Après l’étonnant Borgman, au récit truffé d’ellipses et de zones d’ombre, Alex van Warmerdam revient avec un film bien plus simple et direct, guidé avant tout par le plaisir du jeu et de la narration. Une sorte de récréation pour le cinéaste, qui s’amuse à jongler avec des situations attendues pour embarquer public et personnages dans une ronde absurde. Le titre original résume cette ambition ludique : Schneider vs. Bax déroule la confrontation entre deux tueurs à gages comme un programme abstrait, une équation à résoudre, un duel épuré. Soit d’un côté Schneider, père de famille idéal, mais cachant aux yeux de tous sa redoutable activité. Et de l’autre Bax, écrivain bougon, qui vit au bord d’un lac et noue avec ses proches des relations tendues. À partir de ces deux figures, Alex van Warmerdam élabore un scénario en apparence limpide, tendu par un enjeu basique, visant à préparer le face-à-face ultime entre les deux héros. Mais cette ligne droite est sans arrêt brisée par de nombreux virages, et l’intervention de multiples intrus qui font obstacle au conflit principal : une fille dépressive, une prostituée menacée, un grand-père lubrique, et autres témoins gênants, qui débarquent par surprise et viennent complexifier l’intrigue.
Forêt des songes
Homme de théâtre, peintre, Alex van Warmerdam conjugue depuis longtemps ses passions à l’écran. Son écriture reprend avec une indéniable efficacité des recettes éprouvées sur les planches : décor quasi-unique, action concentrée sur une journée, rebondissements empruntés au vaudeville, avec ses portes qui claquent, ses gags à répétition et ses improbables quiproquos. Dans cette mécanique parfaitement huilée se glissent néanmoins des éléments plus troubles, des éclats d’humour noir et des visions inquiètes. Si l’influence du surréalisme paraît beaucoup moins nette que dans Borgman, où planait le fantôme de Buñuel, elle continue d’irriguer l’univers du réalisateur, et comme souvent chez lui, le paysage se transforme en forêt des songes, où les humains s’enfoncent et disparaissent, s’aventurant dans l’inconnu. Les marais charrient des secrets refoulés, une maison vide et abandonnée devient le refuge de l’inconscient.
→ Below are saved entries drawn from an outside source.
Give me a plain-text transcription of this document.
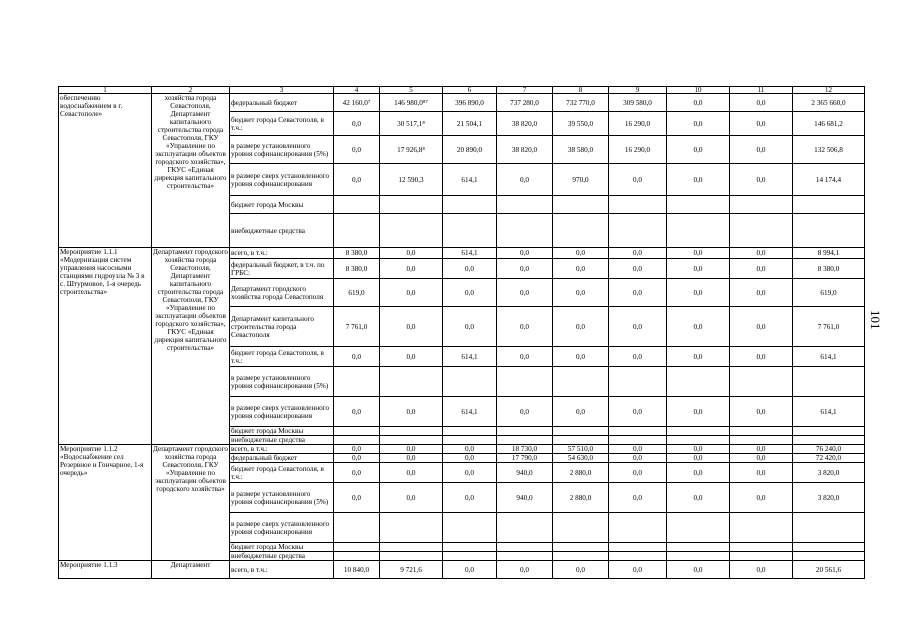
101
1	2	3	4	5	6	7	8	9	10	11	12
обеспечению водоснабжением в г. Севастополе»	хозяйства города Севастополя, Департамент капитального строительства города Севастополя, ГКУ «Управление по эксплуатации объектов городского хозяйства», ГКУС «Единая дирекция капитального строительства»	федеральный бюджет	42 160,0⁷	146 980,0⁸⁷	396 890,0	737 280,0	732 770,0	309 580,0	0,0	0,0	2 365 660,0
		бюджет города Севастополя, в т.ч.:	0,0	30 517,1⁸	21 504,1	38 820,0	39 550,0	16 290,0	0,0	0,0	146 681,2
		в размере установленного уровня софинансирования (5%)	0,0	17 926,8⁸	20 890,0	38 820,0	38 580,0	16 290,0	0,0	0,0	132 506,8
		в размере сверх установленного уровня софинансирования	0,0	12 590,3	614,1	0,0	970,0	0,0	0,0	0,0	14 174,4
		бюджет города Москвы									
		внебюджетные средства									
Мероприятие 1.1.1 «Модернизация систем управления насосными станциями гидроузла № 3 в с. Штурмовое, 1-я очередь строительства»	Департамент городского хозяйства города Севастополя, Департамент капитального строительства города Севастополя, ГКУ «Управление по эксплуатации объектов городского хозяйства», ГКУС «Единая дирекция капитального строительства»	всего, в т.ч.:	8 380,0	0,0	614,1	0,0	0,0	0,0	0,0	0,0	8 994,1
		федеральный бюджет, в т.ч. по ГРБС:	8 380,0	0,0	0,0	0,0	0,0	0,0	0,0	0,0	8 380,0
		Департамент городского хозяйства города Севастополя	619,0	0,0	0,0	0,0	0,0	0,0	0,0	0,0	619,0
		Департамент капитального строительства города Севастополя	7 761,0	0,0	0,0	0,0	0,0	0,0	0,0	0,0	7 761,0
		бюджет города Севастополя, в т.ч.:	0,0	0,0	614,1	0,0	0,0	0,0	0,0	0,0	614,1
		в размере установленного уровня софинансирования (5%)									
		в размере сверх установленного уровня софинансирования	0,0	0,0	614,1	0,0	0,0	0,0	0,0	0,0	614,1
		бюджет города Москвы									
		внебюджетные средства									
Мероприятие 1.1.2 «Водоснабжение сел Резервное и Гончарное, 1-я очередь»	Департамент городского хозяйства города Севастополя, ГКУ «Управление по эксплуатации объектов городского хозяйства»	всего, в т.ч.:	0,0	0,0	0,0	18 730,0	57 510,0	0,0	0,0	0,0	76 240,0
		федеральный бюджет	0,0	0,0	0,0	17 790,0	54 630,0	0,0	0,0	0,0	72 420,0
		бюджет города Севастополя, в т.ч.:	0,0	0,0	0,0	940,0	2 880,0	0,0	0,0	0,0	3 820,0
		в размере установленного уровня софинансирования (5%)	0,0	0,0	0,0	940,0	2 880,0	0,0	0,0	0,0	3 820,0
		в размере сверх установленного уровня софинансирования									
		бюджет города Москвы									
		внебюджетные средства									
Мероприятие 1.1.3	Департамент	всего, в т.ч.:	10 840,0	9 721,6	0,0	0,0	0,0	0,0	0,0	0,0	20 561,6
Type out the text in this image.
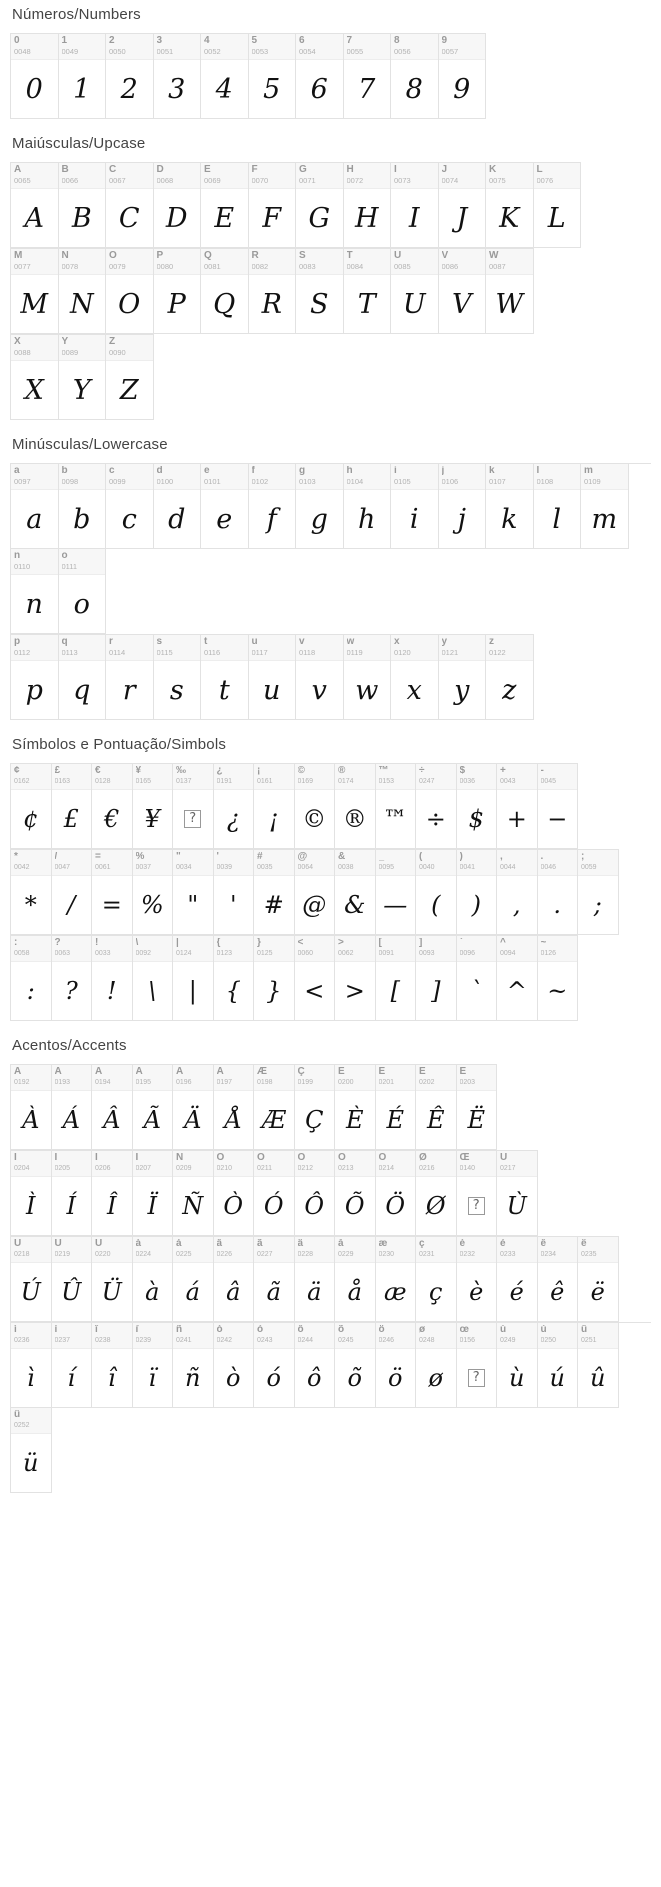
Números/Numbers
0
0048
0
1
0049
1
2
0050
2
3
0051
3
4
0052
4
5
0053
5
6
0054
6
7
0055
7
8
0056
8
9
0057
9
Maiúsculas/Upcase
A
0065
A
B
0066
B
C
0067
C
D
0068
D
E
0069
E
F
0070
F
G
0071
G
H
0072
H
I
0073
I
J
0074
J
K
0075
K
L
0076
L
M
0077
M
N
0078
N
O
0079
O
P
0080
P
Q
0081
Q
R
0082
R
S
0083
S
T
0084
T
U
0085
U
V
0086
V
W
0087
W
X
0088
X
Y
0089
Y
Z
0090
Z
Minúsculas/Lowercase
a
0097
a
b
0098
b
c
0099
c
d
0100
d
e
0101
e
f
0102
f
g
0103
g
h
0104
h
i
0105
i
j
0106
j
k
0107
k
l
0108
l
m
0109
m
n
0110
n
o
0111
o
p
0112
p
q
0113
q
r
0114
r
s
0115
s
t
0116
t
u
0117
u
v
0118
v
w
0119
w
x
0120
x
y
0121
y
z
0122
z
Símbolos e Pontuação/Simbols
¢
0162
¢
£
0163
£
€
0128
€
¥
0165
¥
‰
0137
?
¿
0191
¿
¡
0161
¡
©
0169
©
®
0174
®
™
0153
™
÷
0247
÷
$
0036
$
+
0043
+
-
0045
−
*
0042
*
/
0047
/
=
0061
=
%
0037
%
"
0034
"
'
0039
'
#
0035
#
@
0064
@
&
0038
&
_
0095
—
(
0040
(
)
0041
)
,
0044
,
.
0046
.
;
0059
;
:
0058
:
?
0063
?
!
0033
!
\
0092
\
|
0124
|
{
0123
{
}
0125
}
<
0060
<
>
0062
>
[
0091
[
]
0093
]
`
0096
`
^
0094
^
~
0126
~
Acentos/Accents
À
0192
À
Á
0193
Á
Â
0194
Â
Ã
0195
Ã
Ä
0196
Ä
Å
0197
Å
Æ
0198
Æ
Ç
0199
Ç
È
0200
È
É
0201
É
Ê
0202
Ê
Ë
0203
Ë
Ì
0204
Ì
Í
0205
Í
Î
0206
Î
Ï
0207
Ï
Ñ
0209
Ñ
Ò
0210
Ò
Ó
0211
Ó
Ô
0212
Ô
Õ
0213
Õ
Ö
0214
Ö
Ø
0216
Ø
Œ
0140
?
Ù
0217
Ù
Ú
0218
Ú
Û
0219
Û
Ü
0220
Ü
à
0224
à
á
0225
á
â
0226
â
ã
0227
ã
ä
0228
ä
å
0229
å
æ
0230
æ
ç
0231
ç
è
0232
è
é
0233
é
ê
0234
ê
ë
0235
ë
ì
0236
ì
í
0237
í
î
0238
î
ï
0239
ï
ñ
0241
ñ
ò
0242
ò
ó
0243
ó
ô
0244
ô
õ
0245
õ
ö
0246
ö
ø
0248
ø
œ
0156
?
ù
0249
ù
ú
0250
ú
û
0251
û
ü
0252
ü
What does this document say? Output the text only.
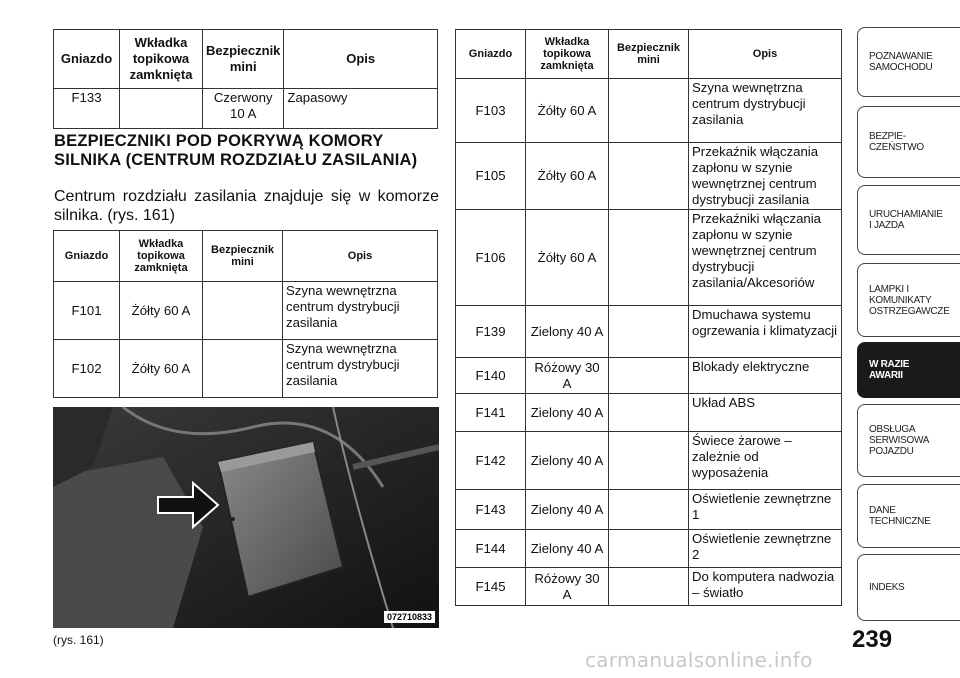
Gniazdo	Wkładka topikowa zamknięta	Bezpiecznik mini	Opis
F133		Czerwony 10 A	Zapasowy
BEZPIECZNIKI POD POKRYWĄ KOMORY SILNIKA (CENTRUM ROZDZIAŁU ZASILANIA)
Centrum rozdziału zasilania znajduje się w komorze silnika. (rys. 161)
Gniazdo	Wkładka topikowa zamknięta	Bezpiecznik mini	Opis
F101	Żółty 60 A		Szyna wewnętrzna centrum dystrybucji zasilania
F102	Żółty 60 A		Szyna wewnętrzna centrum dystrybucji zasilania
072710833
(rys. 161)
Gniazdo	Wkładka topikowa zamknięta	Bezpiecznik mini	Opis
F103	Żółty 60 A		Szyna wewnętrzna centrum dystrybucji zasilania
F105	Żółty 60 A		Przekaźnik włączania zapłonu w szynie wewnętrznej centrum dystrybucji zasilania
F106	Żółty 60 A		Przekaźniki włączania zapłonu w szynie wewnętrznej centrum dystrybucji zasilania/Akcesoriów
F139	Zielony 40 A		Dmuchawa systemu ogrzewania i klimatyzacji
F140	Różowy 30 A		Blokady elektryczne
F141	Zielony 40 A		Układ ABS
F142	Zielony 40 A		Świece żarowe – zależnie od wyposażenia
F143	Zielony 40 A		Oświetlenie zewnętrzne 1
F144	Zielony 40 A		Oświetlenie zewnętrzne 2
F145	Różowy 30 A		Do komputera nadwozia – światło
239
POZNAWANIE
SAMOCHODU
BEZPIE-
CZEŃSTWO
URUCHAMIANIE
I JAZDA
LAMPKI I
KOMUNIKATY
OSTRZEGAWCZE
W RAZIE
AWARII
OBSŁUGA
SERWISOWA
POJAZDU
DANE
TECHNICZNE
INDEKS
carmanualsonline.info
Alex van Warmerdam prouve encore une fois son talent pour construire un espace très graphique : Bax évolue dans une masure toute blanche, cernée par l’eau et les herbes folles, tandis que Schneider vient à lui en fendant les roseaux. La mise en scène investit ce territoire avec gourmandise, variant les points de vue grâce à un découpage précis. Dans ses premiers films (Abel, Les Habitants, La Robe ou Le P’tit Tony) Alex van Warmerdam avait développé un style immédiatement reconnaissable, marqué par des plans fixes savamment composés, et une volonté de s’affranchir de tout naturalisme. Refusant de s’enfermer dans une posture d’auteur, il a depuis assoupli sa méthode, qui s’inscrit aujourd’hui dans une démarche plus fluide, plus réaliste, sans rien perdre en ambiguïté : sous ce vernis classique, la perversité de ses histoires semble d’autant plus retorse. La photographie, dotant chaque séquence d’une forte luminosité, participe à cette sensation d’étrangeté, plongeant le film dans un climat halluciné, tel un rêve en plein jour.
Double fond et tiroirs
Schneider possède dans son hangar de beaux placards à double fond, où il dissimule armes et postiches sous d’inoffensifs pots de peinture. Bax manipule quant à lui des boîtes remplies à ras bord de médicaments et d’excitants divers. À leur manière, Alex van Warmerdam envisage son film comme un coffre à jouets, une fiction à tiroirs mêlant tous les registres, et mixant comédie, western, thriller ou drame psychologique avec le même entrain. Drôlerie et violence alternent en permanence, se rejoignent parfois. Le cinéaste en profite aussi pour recycler ses motifs récurrents, sur un mode plus léger : famille dysfonctionnelle ou satire des mœurs bourgeoises sont de nouveau au menu, comme autant d’obsessions tapies sous le divertissement. Une profondeur que le titre français permet de mettre en relief : si le but de Schneider est bien, au sens premier, de « faire la peau » à Bax, il s’agit également pour Alex van Warmerdam d’atteindre une certaine nudité, de se dépouiller petit à petit des oripeaux du film de genre pour se rapprocher des corps et toucher l’os, dans une conclusion d’une grande force.